Play the long game. Right now, everything seems urgent- racial injustice, climate change, our children’s education, global health. The only way to feel well enough to be of service, and to be capable of making consistent changes is to zoom out and play the long game.

What do you know now that you wish you knew when you were first starting your business?

That it’s imperative to separate a “me” problem from a business problem. I was so hard on myself about everything. Then I realized I was taking business/systems problems as if they were personal failures. I used to have a hard time getting to all my voicemails, and I thought I was screwing up. But actually it was a business problem managing incoming inquiries- so much easier to be objective about, rather than just “I’m sucking at this.”

How have you managed to stay grounded this year?

It wasn’t an incredibly grounded year. I had only been in NY for six months when the pandemic hit. And just three months later I was moving back to California for what I thought was going to be three weeks, and I am still here, 9 months later. I receive weekly Somatic Experiencing sessions as a client. I walk on the beach a lot. And I teach- connecting through teaching and being with people grounds me.

Do you believe in work/life balance? What are some of your best tips?

I believe in seasons. In different seasons, different parts of life rise to the surface. As a single parent, I rarely feel there is balance, and I know most moms feel this way. That we are doing so many things, and none of them all that well. Combining phone calls and social time with walking or moving really helps. The more movement I get in, the more capable I feel, generally. I get a lot of sleep. And I take small steps, like moisturizing every night feels like a victory sometimes.

What’s something our audience would be surprised to learn about you?

I am still learning how to check my schedule every day!

What are your top 3 tips to stay productive each day?

1. Know your own daily cycles and rhythms- your best creative times- and structure your day around them.
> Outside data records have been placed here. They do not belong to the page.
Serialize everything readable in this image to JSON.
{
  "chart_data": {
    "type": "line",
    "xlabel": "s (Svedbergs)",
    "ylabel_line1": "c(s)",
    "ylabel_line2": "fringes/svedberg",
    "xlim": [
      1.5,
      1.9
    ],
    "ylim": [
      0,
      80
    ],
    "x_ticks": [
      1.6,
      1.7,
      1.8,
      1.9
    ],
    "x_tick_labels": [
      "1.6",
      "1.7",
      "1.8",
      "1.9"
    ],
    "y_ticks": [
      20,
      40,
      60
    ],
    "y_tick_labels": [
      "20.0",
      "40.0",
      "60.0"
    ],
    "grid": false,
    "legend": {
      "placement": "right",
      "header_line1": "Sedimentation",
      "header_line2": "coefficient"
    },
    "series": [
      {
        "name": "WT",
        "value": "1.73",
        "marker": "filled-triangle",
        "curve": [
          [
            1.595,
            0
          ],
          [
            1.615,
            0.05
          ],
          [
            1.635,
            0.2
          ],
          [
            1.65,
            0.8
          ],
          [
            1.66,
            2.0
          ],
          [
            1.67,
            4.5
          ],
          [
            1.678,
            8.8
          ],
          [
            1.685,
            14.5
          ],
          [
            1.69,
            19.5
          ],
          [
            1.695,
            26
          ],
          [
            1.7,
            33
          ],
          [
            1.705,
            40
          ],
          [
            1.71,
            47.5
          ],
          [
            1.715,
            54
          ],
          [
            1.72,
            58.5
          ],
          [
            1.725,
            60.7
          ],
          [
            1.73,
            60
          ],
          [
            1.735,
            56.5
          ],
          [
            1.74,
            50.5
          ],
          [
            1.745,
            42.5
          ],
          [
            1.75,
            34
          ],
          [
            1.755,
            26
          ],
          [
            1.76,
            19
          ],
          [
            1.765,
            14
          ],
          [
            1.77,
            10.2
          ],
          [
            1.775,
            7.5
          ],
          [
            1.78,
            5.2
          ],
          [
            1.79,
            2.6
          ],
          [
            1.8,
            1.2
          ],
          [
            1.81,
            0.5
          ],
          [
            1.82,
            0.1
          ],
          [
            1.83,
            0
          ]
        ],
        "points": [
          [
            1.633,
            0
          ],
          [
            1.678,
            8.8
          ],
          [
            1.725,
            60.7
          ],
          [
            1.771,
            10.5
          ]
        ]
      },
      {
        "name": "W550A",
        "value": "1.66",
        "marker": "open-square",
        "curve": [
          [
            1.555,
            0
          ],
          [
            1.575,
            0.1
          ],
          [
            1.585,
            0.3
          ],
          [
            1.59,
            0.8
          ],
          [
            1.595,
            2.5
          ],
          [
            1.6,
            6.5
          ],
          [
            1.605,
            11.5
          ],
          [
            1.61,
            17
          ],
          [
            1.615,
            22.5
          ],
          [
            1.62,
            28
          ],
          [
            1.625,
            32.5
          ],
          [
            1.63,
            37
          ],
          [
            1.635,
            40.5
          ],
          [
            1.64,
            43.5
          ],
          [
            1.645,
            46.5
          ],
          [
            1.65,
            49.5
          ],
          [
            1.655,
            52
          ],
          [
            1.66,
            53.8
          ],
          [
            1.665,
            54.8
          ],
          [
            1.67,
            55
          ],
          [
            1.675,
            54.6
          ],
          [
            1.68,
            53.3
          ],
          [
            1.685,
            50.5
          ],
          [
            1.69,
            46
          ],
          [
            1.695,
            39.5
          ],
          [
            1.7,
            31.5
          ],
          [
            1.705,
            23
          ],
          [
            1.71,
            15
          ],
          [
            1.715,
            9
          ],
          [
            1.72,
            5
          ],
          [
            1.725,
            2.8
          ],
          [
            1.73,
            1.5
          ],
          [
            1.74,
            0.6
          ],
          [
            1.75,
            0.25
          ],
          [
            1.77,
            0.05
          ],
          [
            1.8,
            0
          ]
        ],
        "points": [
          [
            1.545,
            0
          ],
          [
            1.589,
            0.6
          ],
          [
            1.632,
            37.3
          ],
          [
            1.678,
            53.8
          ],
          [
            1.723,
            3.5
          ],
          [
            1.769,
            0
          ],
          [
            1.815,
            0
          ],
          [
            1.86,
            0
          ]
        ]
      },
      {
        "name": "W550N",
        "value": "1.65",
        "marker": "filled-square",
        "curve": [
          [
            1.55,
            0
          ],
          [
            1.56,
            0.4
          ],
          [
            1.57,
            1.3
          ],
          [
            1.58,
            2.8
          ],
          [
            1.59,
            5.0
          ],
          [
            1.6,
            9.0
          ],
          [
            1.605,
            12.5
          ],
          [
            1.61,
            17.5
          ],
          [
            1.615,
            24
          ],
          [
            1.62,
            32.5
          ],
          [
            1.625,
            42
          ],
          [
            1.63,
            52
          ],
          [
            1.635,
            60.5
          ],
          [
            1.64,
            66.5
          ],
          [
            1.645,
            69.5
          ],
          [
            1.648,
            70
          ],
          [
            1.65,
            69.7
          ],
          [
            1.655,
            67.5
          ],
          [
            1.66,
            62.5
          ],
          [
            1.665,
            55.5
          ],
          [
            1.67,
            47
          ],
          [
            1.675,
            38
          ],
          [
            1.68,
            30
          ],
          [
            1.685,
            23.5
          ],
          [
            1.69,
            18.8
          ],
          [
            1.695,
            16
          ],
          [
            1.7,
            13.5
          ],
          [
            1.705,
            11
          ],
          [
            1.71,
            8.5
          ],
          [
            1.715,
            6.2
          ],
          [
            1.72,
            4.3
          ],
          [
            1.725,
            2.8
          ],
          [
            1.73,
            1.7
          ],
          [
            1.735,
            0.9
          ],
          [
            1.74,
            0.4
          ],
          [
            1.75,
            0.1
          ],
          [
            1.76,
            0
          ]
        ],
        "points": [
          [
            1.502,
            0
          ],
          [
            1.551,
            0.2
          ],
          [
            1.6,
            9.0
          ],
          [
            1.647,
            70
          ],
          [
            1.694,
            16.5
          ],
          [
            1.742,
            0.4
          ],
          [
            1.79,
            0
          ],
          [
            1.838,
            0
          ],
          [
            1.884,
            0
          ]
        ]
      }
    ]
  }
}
Often we try to take advice like wake up at six and drink lemon water and write morning pages, because that works for someone else. And that might not work for you. Most productivity information is made by more males.

2. Be clear about the 1-3 things you want to get done at the beginning of the day. 

3. If you are lost about what to do, change your scenery and move.

What does being an Entreprenista mean to you?

Being an entreprenista means being a sorceress, straddling trying to exist in the current system while building new ones, respecting the female cycles of everyone in my company, placing humanness above productivity or output, being coherent in what I teach and how I run my business.